En respuesta a aquella pregunta que me hice hace unos días, acerca de porque el cien pies en la pintura de un conocido y querido amigo artista, Carlos Grant, ciempiés cuyo nombre genérico es escolopendra singulata. El cien pies se desplaza sigilosamente y con basta inteligencia evolución constante.

Por tanto yo decidí investigar más a fondo: y entendí sobre tan  misterioso animalito de la fauna milenaria. Aun muchas veces sin ser tomado en cuenta y me atrevo a decir  sin lugar a dudas que el cien pies se párese tanto a los artistas  que debido al acorralamiento y a la presión social a la que se enfrenta.
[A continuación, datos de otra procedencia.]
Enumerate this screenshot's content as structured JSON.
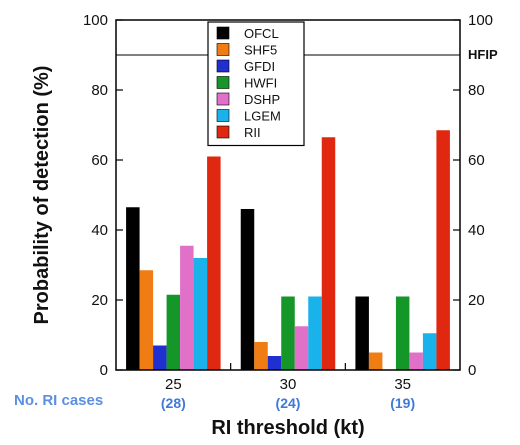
{
  "chart_data": {
    "type": "bar",
    "categories": [
      "25",
      "30",
      "35"
    ],
    "case_counts": [
      "(28)",
      "(24)",
      "(19)"
    ],
    "cases_label": "No. RI cases",
    "xlabel": "RI threshold (kt)",
    "ylabel": "Probability of detection (%)",
    "ylim": [
      0,
      100
    ],
    "yticks": [
      0,
      20,
      40,
      60,
      80,
      100
    ],
    "reference_line": {
      "label": "HFIP",
      "value": 90
    },
    "legend_position": "top-center",
    "grid": false,
    "series": [
      {
        "name": "OFCL",
        "color": "#000000",
        "values": [
          46.5,
          46,
          21
        ]
      },
      {
        "name": "SHF5",
        "color": "#f07c14",
        "values": [
          28.5,
          8,
          5
        ]
      },
      {
        "name": "GFDI",
        "color": "#1f2fd0",
        "values": [
          7,
          4,
          0
        ]
      },
      {
        "name": "HWFI",
        "color": "#149628",
        "values": [
          21.5,
          21,
          21
        ]
      },
      {
        "name": "DSHP",
        "color": "#e070c8",
        "values": [
          35.5,
          12.5,
          5
        ]
      },
      {
        "name": "LGEM",
        "color": "#1ab2ea",
        "values": [
          32,
          21,
          10.5
        ]
      },
      {
        "name": "RII",
        "color": "#e02810",
        "values": [
          61,
          66.5,
          68.5
        ]
      }
    ]
  }
}
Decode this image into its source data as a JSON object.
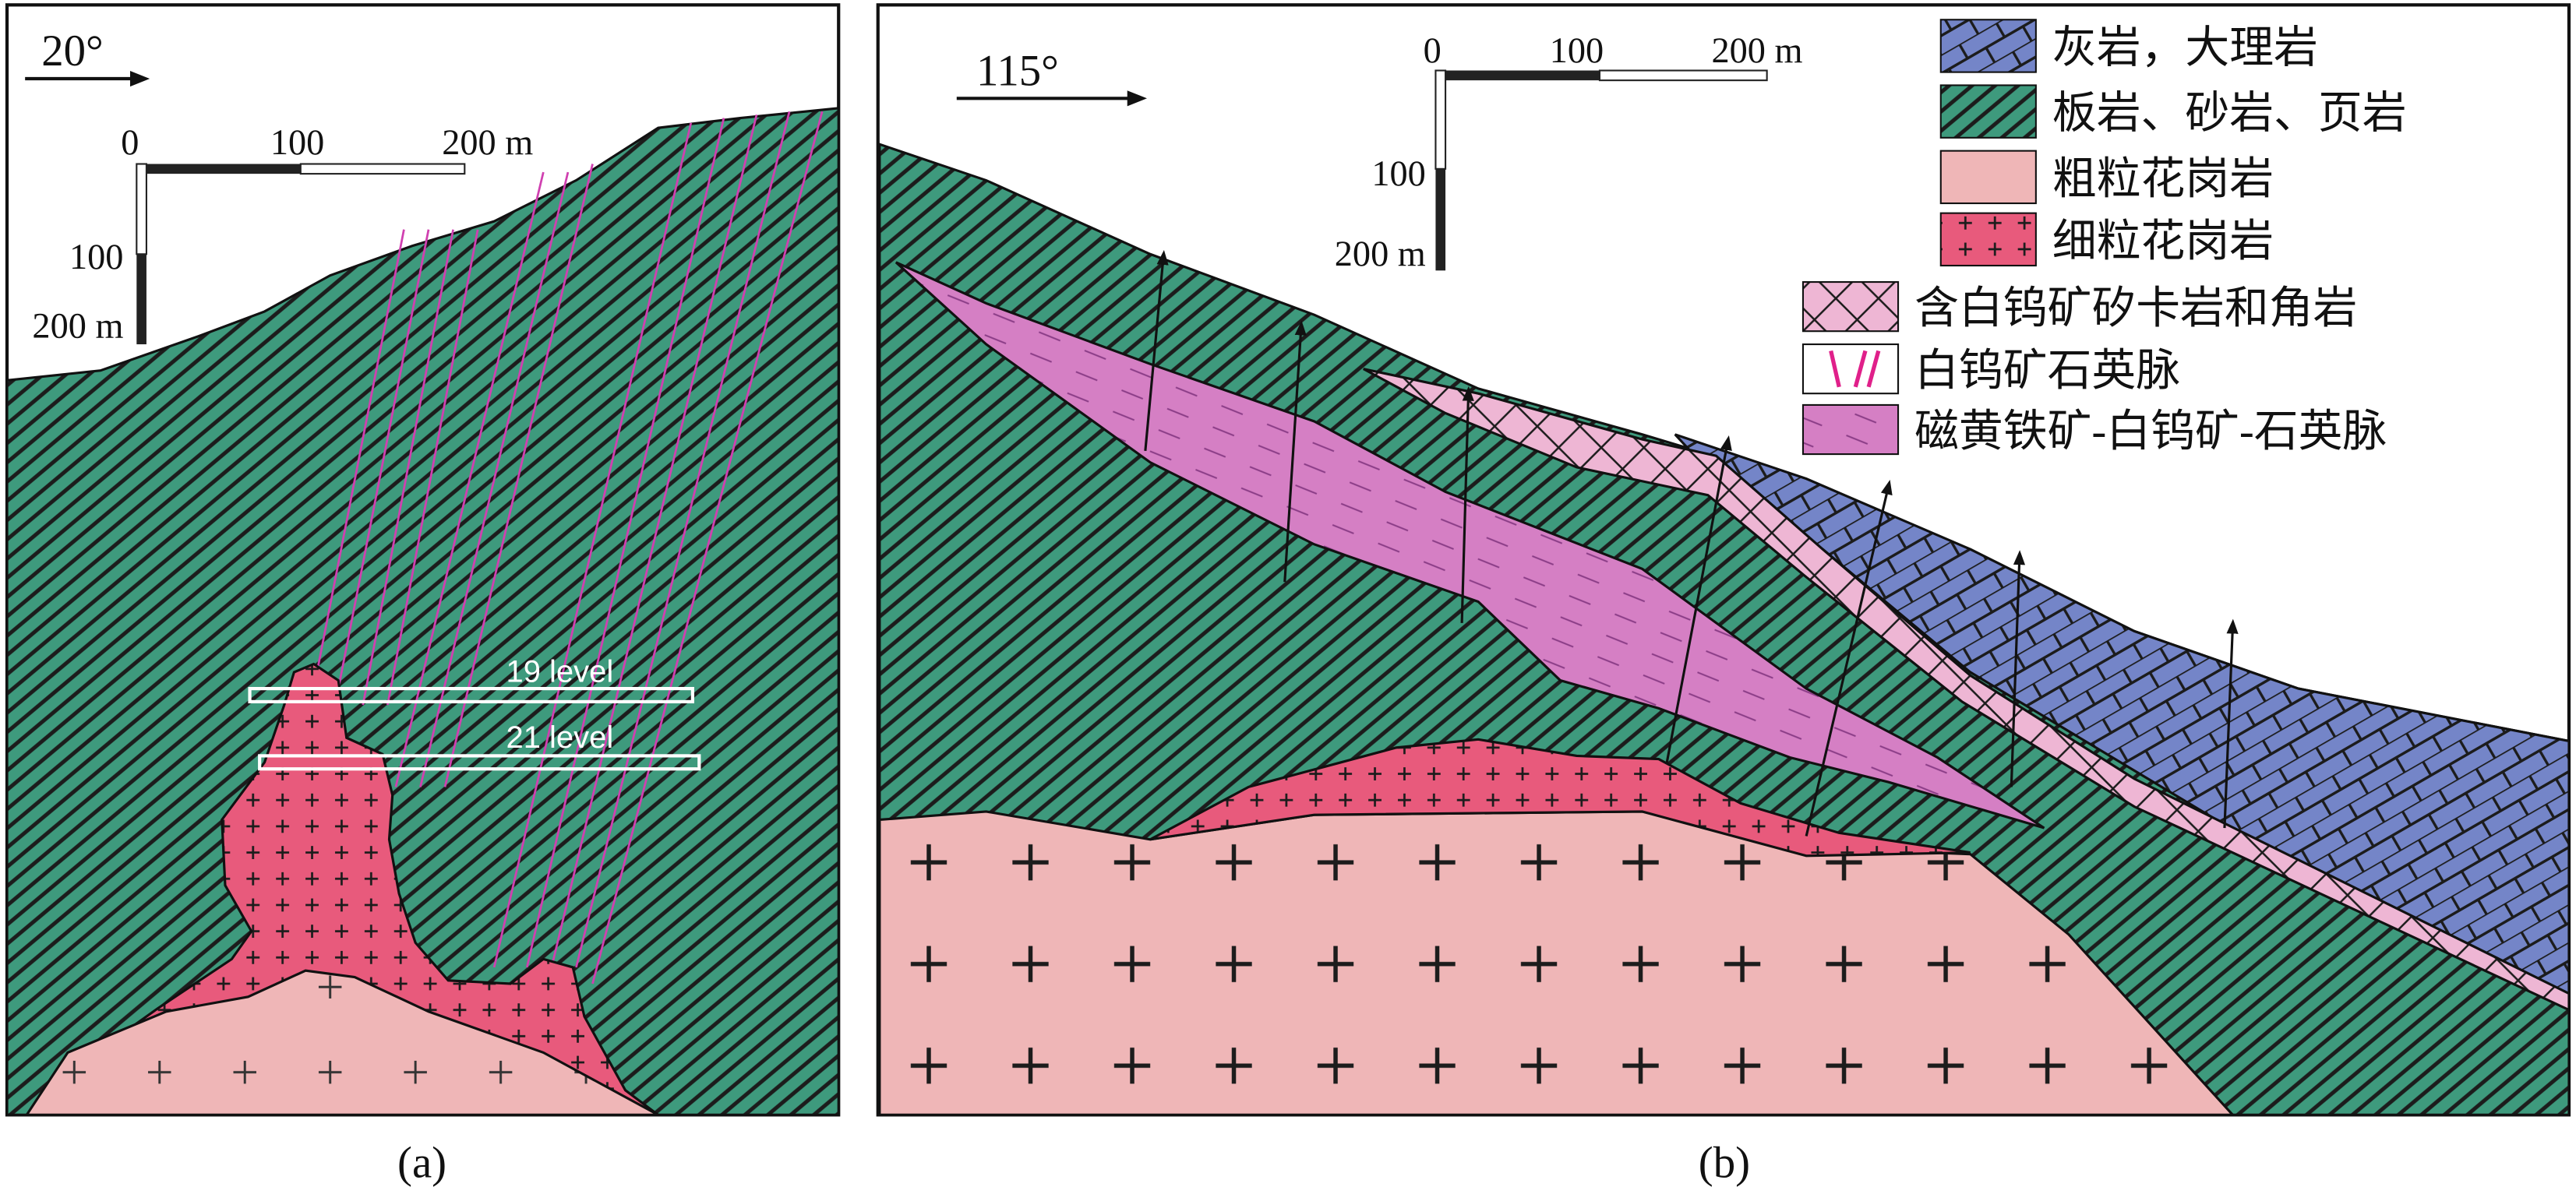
{
  "panel_a": {
    "direction": "20°",
    "scale_h": [
      "0",
      "100",
      "200 m"
    ],
    "scale_v": [
      "100",
      "200 m"
    ],
    "levels": [
      "19 level",
      "21 level"
    ],
    "caption": "(a)"
  },
  "panel_b": {
    "direction": "115°",
    "scale_h": [
      "0",
      "100",
      "200 m"
    ],
    "scale_v": [
      "100",
      "200 m"
    ],
    "caption": "(b)"
  },
  "legend": [
    "灰岩，大理岩",
    "板岩、砂岩、页岩",
    "粗粒花岗岩",
    "细粒花岗岩",
    "含白钨矿矽卡岩和角岩",
    "白钨矿石英脉",
    "磁黄铁矿-白钨矿-石英脉"
  ]
}
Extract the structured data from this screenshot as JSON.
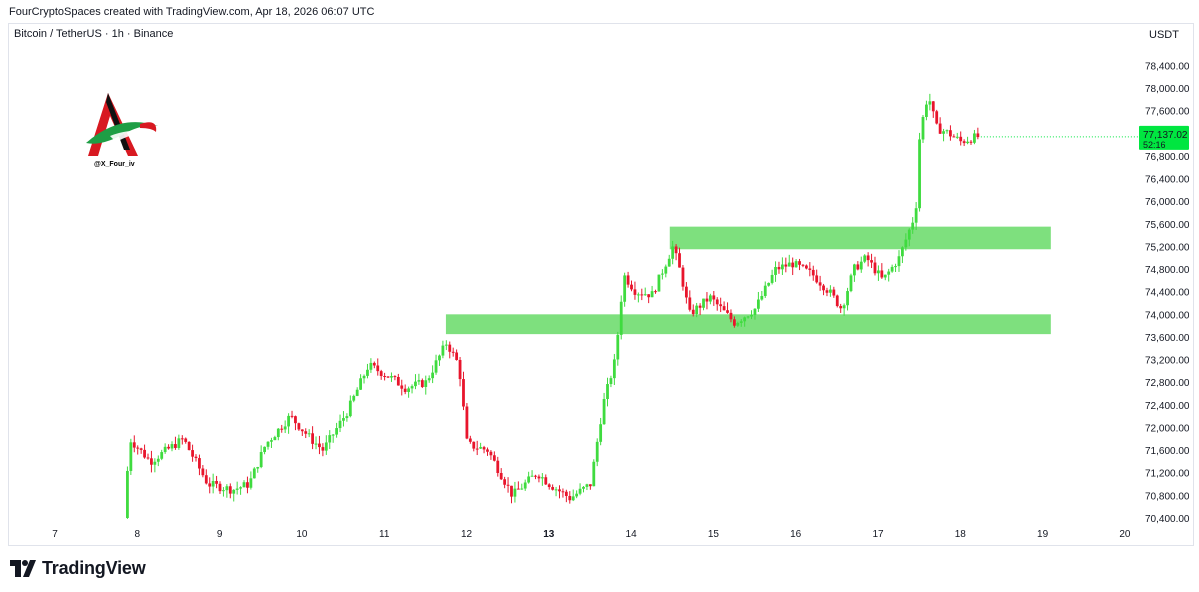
{
  "header": {
    "attribution": "FourCryptoSpaces created with TradingView.com, Apr 18, 2026 06:07 UTC"
  },
  "symbol_line": "Bitcoin / TetherUS · 1h · Binance",
  "currency_label": "USDT",
  "brand": {
    "name": "TradingView"
  },
  "watermark": {
    "handle": "@X_Four_iv"
  },
  "price_badge": {
    "price": "77,137.02",
    "countdown": "52:16",
    "color": "#00e640"
  },
  "colors": {
    "up": "#3fdb3f",
    "down": "#e8152c",
    "zone": "#7ee07e"
  },
  "chart_data": {
    "type": "candlestick",
    "ylim": [
      70300,
      78700
    ],
    "y_ticks": [
      70400,
      70800,
      71200,
      71600,
      72000,
      72400,
      72800,
      73200,
      73600,
      74000,
      74400,
      74800,
      75200,
      75600,
      76000,
      76400,
      76800,
      77200,
      77600,
      78000,
      78400
    ],
    "y_tick_labels": [
      "70,400.00",
      "70,800.00",
      "71,200.00",
      "71,600.00",
      "72,000.00",
      "72,400.00",
      "72,800.00",
      "73,200.00",
      "73,600.00",
      "74,000.00",
      "74,400.00",
      "74,800.00",
      "75,200.00",
      "75,600.00",
      "76,000.00",
      "76,400.00",
      "76,800.00",
      "77,200.00",
      "77,600.00",
      "78,000.00",
      "78,400.00"
    ],
    "x_ticks": [
      7,
      8,
      9,
      10,
      11,
      12,
      13,
      14,
      15,
      16,
      17,
      18,
      19,
      20
    ],
    "x_tick_labels": [
      "7",
      "8",
      "9",
      "10",
      "11",
      "12",
      "13",
      "14",
      "15",
      "16",
      "17",
      "18",
      "19",
      "20"
    ],
    "x_bold_labels": [
      "13"
    ],
    "xlim": [
      7,
      20
    ],
    "zones": [
      {
        "x_start": 11.75,
        "x_end": 19.1,
        "low": 73650,
        "high": 74000
      },
      {
        "x_start": 14.47,
        "x_end": 19.1,
        "low": 75150,
        "high": 75550
      }
    ],
    "keypoints": [
      [
        7.88,
        70400
      ],
      [
        7.95,
        71800
      ],
      [
        8.2,
        71400
      ],
      [
        8.5,
        71700
      ],
      [
        8.6,
        71800
      ],
      [
        8.9,
        71000
      ],
      [
        9.2,
        70900
      ],
      [
        9.4,
        71000
      ],
      [
        9.6,
        71700
      ],
      [
        9.9,
        72200
      ],
      [
        10.15,
        71800
      ],
      [
        10.3,
        71600
      ],
      [
        10.6,
        72300
      ],
      [
        10.85,
        73100
      ],
      [
        11.1,
        72900
      ],
      [
        11.3,
        72700
      ],
      [
        11.55,
        72800
      ],
      [
        11.8,
        73500
      ],
      [
        11.95,
        73100
      ],
      [
        12.05,
        71700
      ],
      [
        12.3,
        71600
      ],
      [
        12.6,
        70800
      ],
      [
        12.9,
        71200
      ],
      [
        13.05,
        71000
      ],
      [
        13.3,
        70750
      ],
      [
        13.55,
        71000
      ],
      [
        13.7,
        72400
      ],
      [
        13.85,
        73200
      ],
      [
        13.95,
        74700
      ],
      [
        14.1,
        74400
      ],
      [
        14.3,
        74350
      ],
      [
        14.55,
        75200
      ],
      [
        14.65,
        74700
      ],
      [
        14.75,
        74000
      ],
      [
        15.0,
        74300
      ],
      [
        15.3,
        73850
      ],
      [
        15.55,
        74100
      ],
      [
        15.8,
        74800
      ],
      [
        16.0,
        74900
      ],
      [
        16.25,
        74700
      ],
      [
        16.45,
        74400
      ],
      [
        16.6,
        74100
      ],
      [
        16.75,
        74800
      ],
      [
        16.9,
        75000
      ],
      [
        17.1,
        74600
      ],
      [
        17.3,
        75000
      ],
      [
        17.5,
        75800
      ],
      [
        17.55,
        77200
      ],
      [
        17.65,
        77900
      ],
      [
        17.75,
        77300
      ],
      [
        17.9,
        77200
      ],
      [
        18.05,
        77050
      ],
      [
        18.15,
        77100
      ],
      [
        18.25,
        77137
      ]
    ]
  }
}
Tal como el cien pies se defiende con sus aguijones e impregna su veneno, así el artista se defiende con pinceles y genialidad creativa…

A través de golpes recibidos por ser tan distintos y diferente a las demás especie de su entorno muchas veces tiene que ser agresivo y mantenerse a la defensiva incluso en la selva que vivimos en donde son dejados a su suerte y tiene que luchar sin echar atrás. 

De la misma forma que es defensor de sus crías, así como hijo salido de sus entrañas el mismo cien pies como celoso guardián cuida y defiende el laberinto de su amo.